'Per chi dunque sa fare il bene e non lo fa, per lui è peccato.'

Quindi c'è davvero solo una conclusione a cui dovrebbero arrivare. Dovrebbero riconoscere la loro mortalità e impegnarsi in ciò che sanno che Dio vuole che facciano, e cioè 'fare del bene'. Perché se sanno cosa vuole da loro e non lo fanno, per loro è peccato.

Quindi l'accento è posto sul fatto che dovremmo impegnarci per fare del bene reale nel mondo, che è, dopo tutto, ciò che sappiamo che dovremmo fare. E anche per noi, sapere che questo è ciò che dobbiamo fare, significa che è peccato se non lo facciamo. Dovremmo notare che l'enfasi qui, come in tutta la sua lettera, è su ciò che dovremmo fare, non su un "ciò che non dovremmo fare" negativo.

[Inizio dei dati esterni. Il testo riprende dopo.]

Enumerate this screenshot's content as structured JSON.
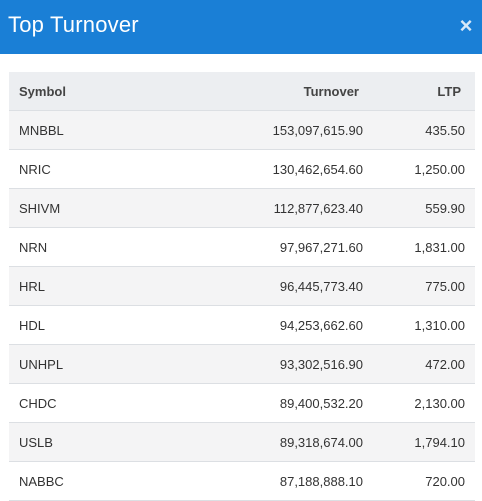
{
  "dialog": {
    "title": "Top Turnover",
    "close_label": "×"
  },
  "table": {
    "headers": {
      "symbol": "Symbol",
      "turnover": "Turnover",
      "ltp": "LTP"
    },
    "rows": [
      {
        "symbol": "MNBBL",
        "turnover": "153,097,615.90",
        "ltp": "435.50"
      },
      {
        "symbol": "NRIC",
        "turnover": "130,462,654.60",
        "ltp": "1,250.00"
      },
      {
        "symbol": "SHIVM",
        "turnover": "112,877,623.40",
        "ltp": "559.90"
      },
      {
        "symbol": "NRN",
        "turnover": "97,967,271.60",
        "ltp": "1,831.00"
      },
      {
        "symbol": "HRL",
        "turnover": "96,445,773.40",
        "ltp": "775.00"
      },
      {
        "symbol": "HDL",
        "turnover": "94,253,662.60",
        "ltp": "1,310.00"
      },
      {
        "symbol": "UNHPL",
        "turnover": "93,302,516.90",
        "ltp": "472.00"
      },
      {
        "symbol": "CHDC",
        "turnover": "89,400,532.20",
        "ltp": "2,130.00"
      },
      {
        "symbol": "USLB",
        "turnover": "89,318,674.00",
        "ltp": "1,794.10"
      },
      {
        "symbol": "NABBC",
        "turnover": "87,188,888.10",
        "ltp": "720.00"
      }
    ]
  }
}
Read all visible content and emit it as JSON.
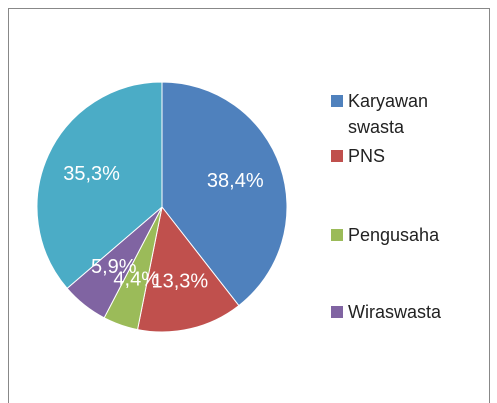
{
  "chart_data": {
    "type": "pie",
    "categories": [
      "Karyawan swasta",
      "PNS",
      "Pengusaha",
      "Wiraswasta",
      null
    ],
    "values": [
      38.4,
      13.3,
      4.4,
      5.9,
      35.3
    ],
    "value_labels": [
      "38,4%",
      "13,3%",
      "4,4%",
      "5,9%",
      "35,3%"
    ],
    "colors": [
      "#4f81bd",
      "#c0504d",
      "#9bbb59",
      "#8064a2",
      "#4bacc6"
    ],
    "legend": "right"
  }
}
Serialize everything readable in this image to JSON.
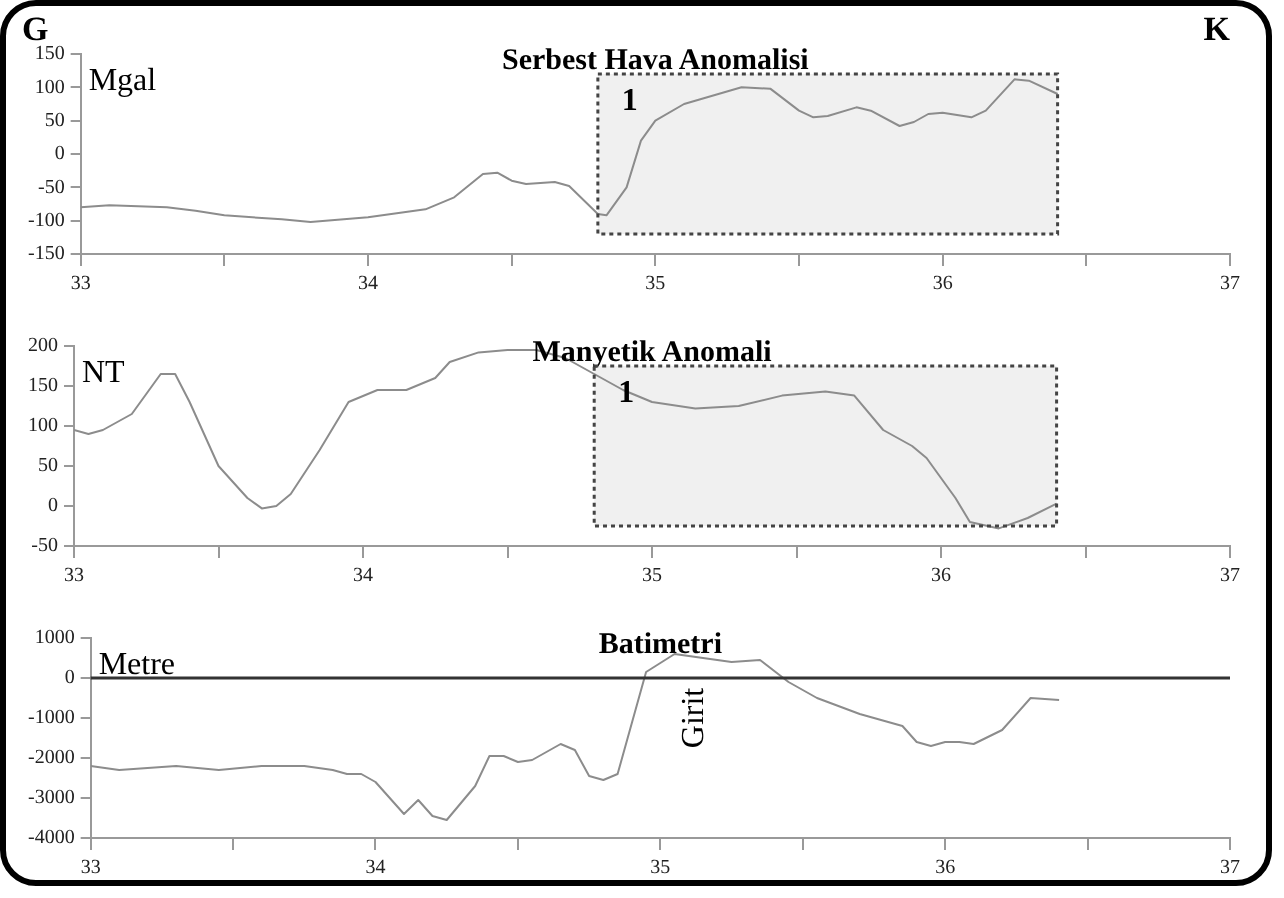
{
  "chart_data": [
    {
      "type": "line",
      "title": "Serbest Hava Anomalisi",
      "ylabel": "Mgal",
      "annotations": [
        "G",
        "K"
      ],
      "x": [
        33.0,
        33.1,
        33.3,
        33.4,
        33.5,
        33.7,
        33.8,
        34.0,
        34.2,
        34.3,
        34.4,
        34.45,
        34.5,
        34.55,
        34.65,
        34.7,
        34.8,
        34.83,
        34.9,
        34.95,
        35.0,
        35.1,
        35.3,
        35.4,
        35.5,
        35.55,
        35.6,
        35.7,
        35.75,
        35.85,
        35.9,
        35.95,
        36.0,
        36.1,
        36.15,
        36.25,
        36.3,
        36.4
      ],
      "series": [
        {
          "color": "#8c8c8c",
          "values": [
            -80,
            -77,
            -80,
            -85,
            -92,
            -98,
            -102,
            -95,
            -83,
            -65,
            -30,
            -28,
            -40,
            -45,
            -42,
            -48,
            -90,
            -92,
            -50,
            20,
            50,
            75,
            100,
            98,
            65,
            55,
            57,
            70,
            65,
            42,
            48,
            60,
            62,
            55,
            65,
            112,
            110,
            90
          ]
        }
      ],
      "xlim": [
        33,
        37
      ],
      "xticks": [
        33,
        {
          "value": 33.5,
          "label": null
        },
        34,
        {
          "value": 34.5,
          "label": null
        },
        35,
        {
          "value": 35.5,
          "label": null
        },
        36,
        {
          "value": 36.5,
          "label": null
        },
        37
      ],
      "ylim": [
        -150,
        150
      ],
      "yticks": [
        -150,
        -100,
        -50,
        0,
        50,
        100,
        150
      ],
      "bands": [
        {
          "axis": "x",
          "from": 34.8,
          "to": 36.4,
          "label": "1",
          "color": "#f0f0f0"
        }
      ],
      "grid": false,
      "legend": false,
      "marker": "none",
      "line_style": "solid"
    },
    {
      "type": "line",
      "title": "Manyetik Anomali",
      "ylabel": "NT",
      "x": [
        33.0,
        33.05,
        33.1,
        33.2,
        33.3,
        33.35,
        33.4,
        33.5,
        33.6,
        33.65,
        33.7,
        33.75,
        33.85,
        33.95,
        34.05,
        34.15,
        34.25,
        34.3,
        34.4,
        34.5,
        34.6,
        34.7,
        34.8,
        34.9,
        35.0,
        35.15,
        35.3,
        35.45,
        35.6,
        35.7,
        35.8,
        35.9,
        35.95,
        36.05,
        36.1,
        36.2,
        36.3,
        36.4
      ],
      "series": [
        {
          "color": "#8c8c8c",
          "values": [
            95,
            90,
            95,
            115,
            165,
            165,
            130,
            50,
            10,
            -3,
            0,
            15,
            70,
            130,
            145,
            145,
            160,
            180,
            192,
            195,
            195,
            185,
            165,
            145,
            130,
            122,
            125,
            138,
            143,
            138,
            95,
            75,
            60,
            10,
            -20,
            -28,
            -15,
            3
          ]
        }
      ],
      "xlim": [
        33,
        37
      ],
      "xticks": [
        33,
        {
          "value": 33.5,
          "label": null
        },
        34,
        {
          "value": 34.5,
          "label": null
        },
        35,
        {
          "value": 35.5,
          "label": null
        },
        36,
        {
          "value": 36.5,
          "label": null
        },
        37
      ],
      "ylim": [
        -50,
        200
      ],
      "yticks": [
        -50,
        0,
        50,
        100,
        150,
        200
      ],
      "bands": [
        {
          "axis": "x",
          "from": 34.8,
          "to": 36.4,
          "label": "1",
          "color": "#f0f0f0"
        }
      ],
      "grid": false,
      "legend": false,
      "marker": "none",
      "line_style": "solid"
    },
    {
      "type": "line",
      "title": "Batimetri",
      "ylabel": "Metre",
      "annotations": [
        "Girit"
      ],
      "x": [
        33.0,
        33.1,
        33.3,
        33.45,
        33.6,
        33.75,
        33.85,
        33.9,
        33.95,
        34.0,
        34.1,
        34.15,
        34.2,
        34.25,
        34.35,
        34.4,
        34.45,
        34.5,
        34.55,
        34.65,
        34.7,
        34.75,
        34.8,
        34.85,
        34.95,
        35.05,
        35.15,
        35.25,
        35.35,
        35.45,
        35.55,
        35.7,
        35.85,
        35.9,
        35.95,
        36.0,
        36.05,
        36.1,
        36.2,
        36.3,
        36.4
      ],
      "series": [
        {
          "color": "#8c8c8c",
          "values": [
            -2200,
            -2300,
            -2200,
            -2300,
            -2200,
            -2200,
            -2300,
            -2400,
            -2400,
            -2600,
            -3400,
            -3050,
            -3450,
            -3550,
            -2700,
            -1950,
            -1950,
            -2100,
            -2050,
            -1650,
            -1800,
            -2450,
            -2550,
            -2400,
            150,
            600,
            500,
            400,
            450,
            -100,
            -500,
            -900,
            -1200,
            -1600,
            -1700,
            -1600,
            -1600,
            -1650,
            -1300,
            -500,
            -550
          ]
        }
      ],
      "xlim": [
        33,
        37
      ],
      "xticks": [
        33,
        {
          "value": 33.5,
          "label": null
        },
        34,
        {
          "value": 34.5,
          "label": null
        },
        35,
        {
          "value": 35.5,
          "label": null
        },
        36,
        {
          "value": 36.5,
          "label": null
        },
        37
      ],
      "ylim": [
        -4000,
        1000
      ],
      "yticks": [
        -4000,
        -3000,
        -2000,
        -1000,
        0,
        1000
      ],
      "ref_lines": [
        {
          "axis": "y",
          "value": 0,
          "color": "#333333"
        }
      ],
      "grid": false,
      "legend": false,
      "marker": "none",
      "line_style": "solid"
    }
  ]
}
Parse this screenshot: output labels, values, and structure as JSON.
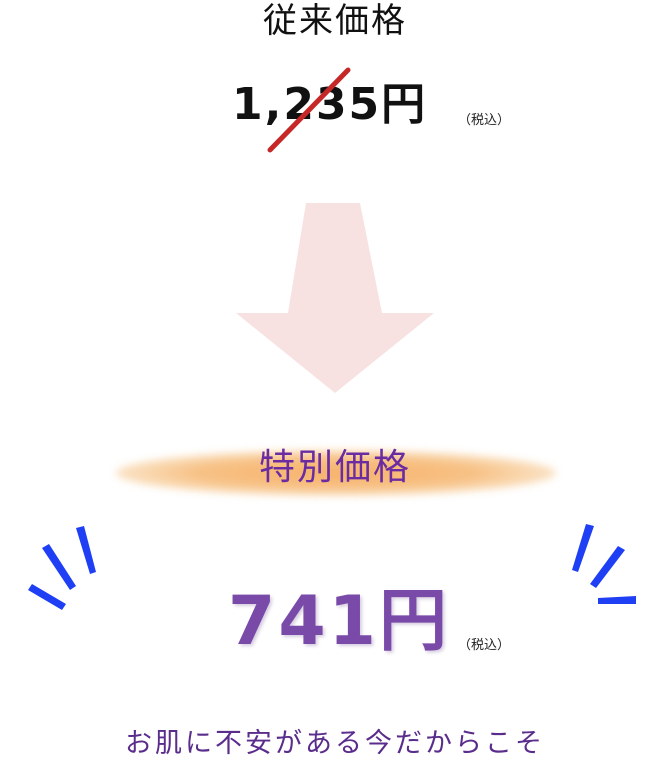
{
  "regular": {
    "heading": "従来価格",
    "price": "1,235円",
    "tax_note": "（税込）"
  },
  "special": {
    "heading": "特別価格",
    "price": "741円",
    "tax_note": "（税込）"
  },
  "tagline": "お肌に不安がある今だからこそ",
  "colors": {
    "strike": "#c62828",
    "arrow": "#f8e1e1",
    "glow": "#f6b26b",
    "special_heading": "#6a2ca0",
    "special_price": "#7a4aa9",
    "burst": "#1f3ff5",
    "tagline": "#5a2d8c"
  },
  "icons": {
    "arrow": "down-arrow-icon",
    "strike": "strikethrough-line",
    "bursts": "emphasis-burst-icon"
  }
}
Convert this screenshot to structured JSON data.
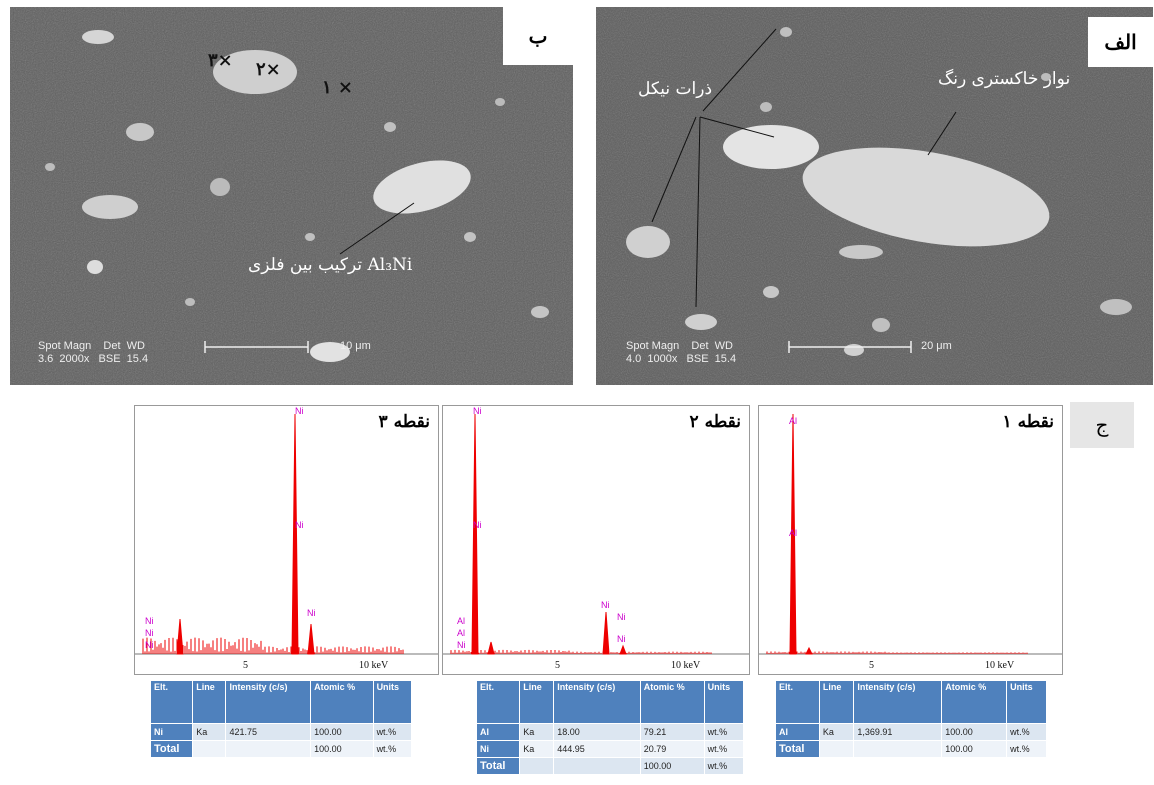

Perché quando qualcuno sa quello che deve fare, (come 1. Evitare il giudizio degli altri; 2. Essere consapevoli della fragilità, e quindi guardare le cose che non si vedono, piuttosto che avere il guadagno come prima preoccupazione, perché loro e presto muoiono e lasceranno tutto alle spalle, e specialmente 3. Fare il bene dove possibile), eppure non lo fa, allora quello è peccato. Quindi sta facendo emergere che possiamo peccare per ciò che facciamo, per l'atteggiamento che assumiamo nei confronti della vita e per ciò che non facciamo, facendo del bene genuino verso gli altri. Ed è che questa dovrebbe essere la nostra prima considerazione.

Questo è stato uno degli stress di Gesù. Il buon Samaritano faceva ciò che era necessario per un bisognoso, mentre dall'altra parte passavano il Sacerdote e il Levita ( Luca 10:30 ). Il ricco vide Lazzaro alla sua porta e non fece nulla per lui ( Luca 16:19 ).

Le persone portate davanti a Gesù per il giudizio erano venute meno alla loro responsabilità di fare del bene ai suoi 'fratelli', mentre coloro che erano stati accettati lo avevano fatto ( Matteo 25:31 ). Così ha posto un'analoga sottolineatura sul bisogno della bontà positiva, e nell'Ultimo Giorno dirà: 'in quanto non l'avete fatto se per il minimo di questi miei fratelli non l'avete fatto per me'.